2) Supposed LLRF is not applied on beam members during analysis (beam supporting slab less than less than 400 square feet), what values are to be adpoted for the column supporting the beam assuming LLRF is applicable to the column? (Axial force & bending moment)

Thanks

 

[dougantholz]

I think I might be able to answer you question, but first a quick discussion about what live load reduction is. Design live load found in chapter 4 of ASCE 7 is a probabilistic load based on a worst case possible load. This means that in an office building, the worst case load is usually found under a bookshelf or filing cabinet. Not all of the area is loaded the same, therefore when you have members with large tributary areas, it is less likely that they will have a filing cabinet on each square foot, and therefore don't need to be designed for the full live load: hence live load reduction.
Now to answer your question. I am not familiar with the 88 version, but in later versions you are allowed to take a live load reduction (up to 40%) for members supporting one or more floors. So for a column that supports multiple occupancies, you would take the live load reduction for each floor, using the total area for that occupancy (even if it is spread out over multiple floors).
For your second question, when figuring the load for a column that has a trib area > 400 ft^2, the axial load can have a LLRF multiplied by it, and you eccentricity will be the same, so your moments will also have the LLRF applied.
Now as a side discussion, be careful to use load skipping on a column where you have live load applied from only one side to give a maximum moment. In this case, only use the trib area of the beam on the LLRF calculations.
HTH

 

[JAE]

I don't disagree with anything dougantholz says. Just another slant on it:

If you have a footing or column supporting a combination of storage (where LLRF is not applicable) and office loading (where it is), you can do the following -

1. Calculate the tributary area of ONLY the floors that have live loads that are reducable and add them together. This is your At. Do not include storage floor areas as these do not enter into the statistical valuation of the reduction.

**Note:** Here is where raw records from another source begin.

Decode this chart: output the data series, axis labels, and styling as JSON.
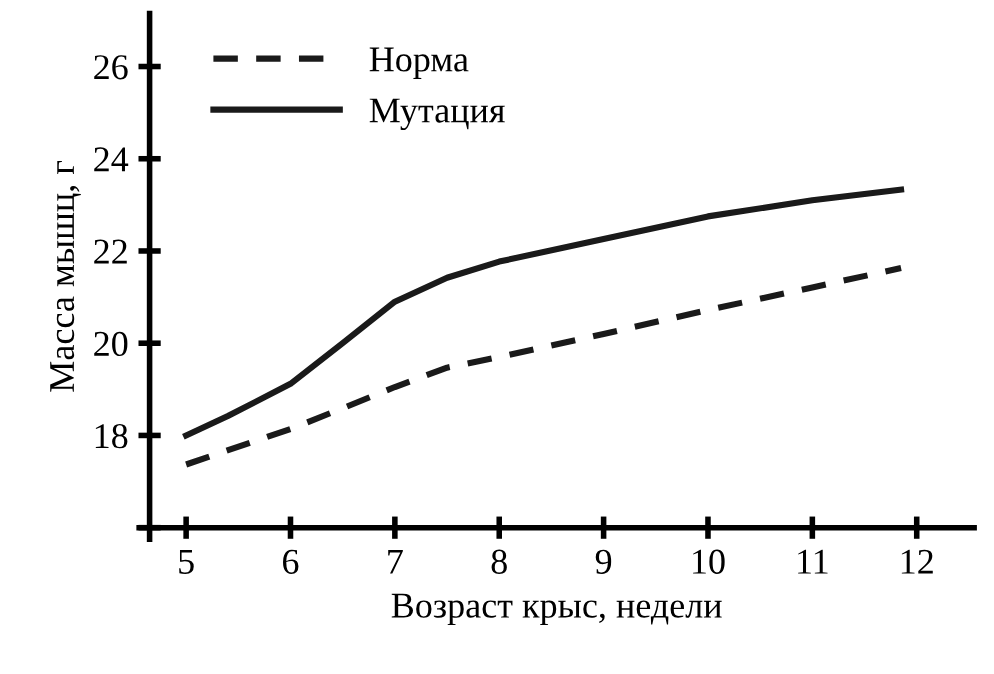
{
  "chart_data": {
    "type": "line",
    "xlabel": "Возраст крыс, недели",
    "ylabel": "Масса мышц, г",
    "xlim": [
      4.55,
      12.55
    ],
    "ylim": [
      15.75,
      27.15
    ],
    "xticks": [
      5,
      6,
      7,
      8,
      9,
      10,
      11,
      12
    ],
    "yticks": [
      {
        "value": 16,
        "label": null
      },
      18,
      20,
      22,
      24,
      26
    ],
    "grid": false,
    "legend": "top left",
    "series": [
      {
        "name": "Норма",
        "color": "#1a1a1a",
        "line_style": "dashed",
        "x": [
          5,
          6,
          6.5,
          7,
          7.5,
          8,
          9,
          10,
          11,
          11.85
        ],
        "values": [
          17.37,
          18.14,
          18.59,
          19.05,
          19.47,
          19.7,
          20.2,
          20.72,
          21.21,
          21.63
        ]
      },
      {
        "name": "Мутация",
        "color": "#1a1a1a",
        "line_style": "solid",
        "x": [
          5,
          5.4,
          6,
          6.5,
          7,
          7.5,
          8,
          9,
          10,
          11,
          11.85
        ],
        "values": [
          18.0,
          18.42,
          19.12,
          20.0,
          20.9,
          21.42,
          21.77,
          22.26,
          22.75,
          23.1,
          23.33
        ]
      }
    ]
  }
}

2. With the At, calculate the reduction in live load. This is then applied to the floor live loads that ARE reduceable.

3. With the full storage live loads, and the reduced office/other live loads in your model or in your calcs, you then can analyze your structure, skipping live loads where appropriate (per dougantholz above) and obtaining your axial, shear, moment as needed.

4. Design your column/footing per these loads.

For various parts of your structure (per your question 2) you really have to analyze for each part, using the appropriate LLRF. For example, in a three story model we might have a computer model developed and create a series of separate load combinations for various amounts of At. So you might have a set of combinations (D, D+L, D+L+W) all with 0 reduction in live load; and then you'd have a separate set of combinations with perhaps a 20% reduction for your beams, and another set with 40% for columns.

Rather tedious, but that is how the code is written.

Conservatively, you don't have to take any reduction at all.